The project committed $900,000 to build community-based activities, such as more than 45 trips and activities for seniors who were moved to an assisted living facility in Bat Yam. There is now babysitting for parents and one-on-one support for kids whose loved ones were kidnapped; Israel Defense Forces soldiers received crisis support focusing on coping skills at war; and 20 young adults joined an overnight healing retreat in Golan.
On Yom Hazikaron, an exhibition honoring each murdered resident drew 1,000 people to pay their respects, along with a short film illuminating each life lost. A memorial gathering, attended by 550 kibbutz members and their families, included songs picked by each family to remember their loved ones, followed by a community dinner. This was the first time the community gathered since Oct. 7. It was symbolic and cathartic.
Education is also a priority: This includes summer programming and camps for kids; a special cycling program for evacuated children to build confidence and ambition; therapeutic horseback riding and surfing for kids and teens who, though displaced, should still feel at home in their own skin and enjoy some sense of normalcy.
Just as important as these activities, though, is the sense of control offered by Project Horizon to each resident, because they play a part in choosing which community-building events make the most sense for their circumstances after so much time feeling powerless.
“After Oct. 7, most residents felt as if other people were taking control from them.

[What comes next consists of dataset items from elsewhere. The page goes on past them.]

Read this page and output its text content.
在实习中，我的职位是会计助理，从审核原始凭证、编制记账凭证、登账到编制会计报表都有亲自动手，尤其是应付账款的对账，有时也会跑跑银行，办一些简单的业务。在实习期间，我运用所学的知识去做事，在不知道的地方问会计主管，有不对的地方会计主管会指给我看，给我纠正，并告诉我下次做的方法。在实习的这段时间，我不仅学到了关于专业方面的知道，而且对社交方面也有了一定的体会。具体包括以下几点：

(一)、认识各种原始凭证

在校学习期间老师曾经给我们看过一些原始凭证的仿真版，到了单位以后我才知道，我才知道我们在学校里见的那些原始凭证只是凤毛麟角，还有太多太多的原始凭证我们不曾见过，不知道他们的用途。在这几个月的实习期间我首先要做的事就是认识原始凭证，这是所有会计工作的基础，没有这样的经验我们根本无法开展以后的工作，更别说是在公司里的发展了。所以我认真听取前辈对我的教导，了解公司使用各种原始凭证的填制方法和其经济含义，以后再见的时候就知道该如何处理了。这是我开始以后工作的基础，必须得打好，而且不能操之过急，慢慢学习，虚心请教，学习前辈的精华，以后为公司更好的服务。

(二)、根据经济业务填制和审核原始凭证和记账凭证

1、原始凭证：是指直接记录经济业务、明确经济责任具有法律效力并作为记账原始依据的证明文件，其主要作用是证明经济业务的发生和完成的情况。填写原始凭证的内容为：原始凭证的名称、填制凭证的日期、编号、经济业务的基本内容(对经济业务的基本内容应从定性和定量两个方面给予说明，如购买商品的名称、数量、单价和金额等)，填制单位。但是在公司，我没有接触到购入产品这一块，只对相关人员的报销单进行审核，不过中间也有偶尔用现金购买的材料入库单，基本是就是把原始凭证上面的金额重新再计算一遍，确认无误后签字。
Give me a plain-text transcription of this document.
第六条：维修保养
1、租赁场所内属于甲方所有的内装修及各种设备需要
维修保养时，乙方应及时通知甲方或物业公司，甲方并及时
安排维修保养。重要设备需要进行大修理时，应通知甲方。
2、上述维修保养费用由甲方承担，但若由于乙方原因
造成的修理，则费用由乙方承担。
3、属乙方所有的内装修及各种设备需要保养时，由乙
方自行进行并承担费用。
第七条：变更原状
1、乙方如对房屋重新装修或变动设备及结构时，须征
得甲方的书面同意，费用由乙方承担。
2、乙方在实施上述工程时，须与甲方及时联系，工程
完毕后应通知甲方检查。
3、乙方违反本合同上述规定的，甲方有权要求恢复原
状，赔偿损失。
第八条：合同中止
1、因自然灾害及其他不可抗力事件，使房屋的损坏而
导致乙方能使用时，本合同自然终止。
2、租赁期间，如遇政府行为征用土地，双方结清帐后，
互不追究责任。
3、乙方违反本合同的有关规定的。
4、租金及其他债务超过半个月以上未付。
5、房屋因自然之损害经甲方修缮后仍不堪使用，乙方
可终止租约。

They evacuated to a place that the government chose. Now, we can tell them, ‘You take control. You have a budget, and you choose how to spend it,’” Ilan says.
Another unique way that funding has improved Israeli lives involves mental health care for men, a segment of the population that Ilan acknowledges is traditionally resistant to vulnerability.
“This was amazing: We get a lot of requests for group sessions for men. It’s not easy for a man to do this treatment, especially in this area, for men to process what happened during this terrible disaster,” he says. The programs have been well-received and shattered mental health care stigma.
The project also had significant transformative effects for moshavim, Ilan says, who until Oct. 7 operated independently and lacked a structural community framework. Seeing how Project Horizon’s community interventions benefited so many, they began to open themselves up to change.
“After Oct. 7, they actually changed the way they think, because they understand the power of community, the power of being together,” Ilan says. Many began to form kibbutz-style communal frameworks with Project Horizon’s support, including a course for community leaders to show how to sustain this growth even after funding ends.
“We want to give them the knowledge and the ability to create communities for the long term,” Ilan says, even after the funding ceases.
Most of all, Ilan says, “I want everyone to understand that this funding support changed reality for people. This is more than budgets: This project allowed us to sit with communities, believe communities—and when we give them the trust, and give them the possibility to choose, they create amazing things. It’s very emotional.”